Now, about the chili: The weather is getting quite chilly here in our part of the world. Ok, so it's not snowing and it's not below zero, BUT, it reached a low of 30 degrees and that my friends, is COLD here in the desert. So, it's soup and chili time!! YAY!!! And OMG this chili was so incredibly good! I mean so good that Chris told me... and I quote... "This is the best chicken soup (chili) I have ever had!!" I would have to agree. This truly was one of the best chicken soup/chili I have in a very long time. For me to say this is huge, by the way. I am a red chili girl. I usually stick my nose up to white chili. In my defense it is because I have never had a white chili that has compared to the red ones I do so love. Well, I may be a convert now. Or at least with THIS particular white chili. This will definitely become a regular in our house!

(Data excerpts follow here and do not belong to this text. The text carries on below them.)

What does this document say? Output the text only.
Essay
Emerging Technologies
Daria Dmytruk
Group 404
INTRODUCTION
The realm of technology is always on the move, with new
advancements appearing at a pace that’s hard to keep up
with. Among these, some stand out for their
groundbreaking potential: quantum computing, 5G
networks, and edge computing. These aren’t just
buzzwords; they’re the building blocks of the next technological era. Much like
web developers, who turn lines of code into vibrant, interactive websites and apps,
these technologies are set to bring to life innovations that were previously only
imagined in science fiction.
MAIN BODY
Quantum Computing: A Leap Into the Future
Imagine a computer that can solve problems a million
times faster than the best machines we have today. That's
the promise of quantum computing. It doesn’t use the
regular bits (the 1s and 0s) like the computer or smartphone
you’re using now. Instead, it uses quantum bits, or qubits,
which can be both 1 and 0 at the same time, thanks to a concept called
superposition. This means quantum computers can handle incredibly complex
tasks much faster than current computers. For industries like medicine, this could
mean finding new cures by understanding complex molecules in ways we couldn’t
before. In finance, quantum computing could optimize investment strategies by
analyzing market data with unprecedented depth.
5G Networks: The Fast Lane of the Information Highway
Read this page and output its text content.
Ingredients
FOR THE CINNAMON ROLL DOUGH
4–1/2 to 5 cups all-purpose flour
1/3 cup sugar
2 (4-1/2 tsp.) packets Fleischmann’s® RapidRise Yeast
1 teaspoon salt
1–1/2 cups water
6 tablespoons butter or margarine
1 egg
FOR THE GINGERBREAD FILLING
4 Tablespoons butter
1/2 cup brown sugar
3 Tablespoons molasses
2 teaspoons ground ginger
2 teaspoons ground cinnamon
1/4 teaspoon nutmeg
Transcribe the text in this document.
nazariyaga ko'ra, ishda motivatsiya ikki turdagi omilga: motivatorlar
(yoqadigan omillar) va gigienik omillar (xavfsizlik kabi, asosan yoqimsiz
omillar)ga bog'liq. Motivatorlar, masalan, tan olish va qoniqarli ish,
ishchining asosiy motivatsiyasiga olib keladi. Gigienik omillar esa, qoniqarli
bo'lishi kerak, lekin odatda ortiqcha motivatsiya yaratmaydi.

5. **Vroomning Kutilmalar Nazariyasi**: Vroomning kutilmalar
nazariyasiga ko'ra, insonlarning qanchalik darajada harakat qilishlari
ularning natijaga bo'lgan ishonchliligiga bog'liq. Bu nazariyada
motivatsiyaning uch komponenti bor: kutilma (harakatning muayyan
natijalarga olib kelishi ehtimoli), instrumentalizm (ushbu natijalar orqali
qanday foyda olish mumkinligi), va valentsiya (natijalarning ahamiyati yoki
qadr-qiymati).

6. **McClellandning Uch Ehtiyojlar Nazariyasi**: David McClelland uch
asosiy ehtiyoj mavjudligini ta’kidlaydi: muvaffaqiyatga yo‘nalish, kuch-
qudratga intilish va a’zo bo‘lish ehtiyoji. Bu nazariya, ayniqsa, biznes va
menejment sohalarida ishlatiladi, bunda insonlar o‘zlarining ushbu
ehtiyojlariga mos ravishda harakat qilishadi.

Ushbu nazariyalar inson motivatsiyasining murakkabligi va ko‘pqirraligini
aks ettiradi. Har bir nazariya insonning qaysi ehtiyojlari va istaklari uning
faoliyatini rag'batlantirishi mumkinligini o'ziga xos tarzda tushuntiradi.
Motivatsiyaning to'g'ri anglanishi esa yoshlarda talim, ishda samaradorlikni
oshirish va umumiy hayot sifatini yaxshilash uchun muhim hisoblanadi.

Creamy White Chicken Chili
Slightly adapted from Mary, Barefeet in the Kitchen
1 Tablespoon olive oil
1/2 sweet onion, finely chopped
1 garlic clove, finely minced
1 lb chicken breasts, cut into 1/2-inch pieces
3 cups chicken broth
1 (7oz) can chopped green chili
1 can great northern beans
1 teaspoon kosher salt
1/2 teaspoon cumin
1 teaspoon oregano
1/2 teaspoon white pepper
1/4 teaspoon cayenne pepper
1 cup sour cream
1/2 cup heavy cream
In a large saucepan, over medium heat, heat the oil. Add the onion and garlic and saute until they just become tender, about 2-3 minutes. Add the chicken to the pan. Cook until the chicken is no longer pink, about 5-8 minutes. Add the broth, beans, chilis and spices. Bring to a boil. Reduce heat and allow soup to simmer for 30 minutes; stirring occasionally.
Add the sour cream and heavy cream to the pan and remove from heat. Stir until everything is combined. Serve immediately and enjoy!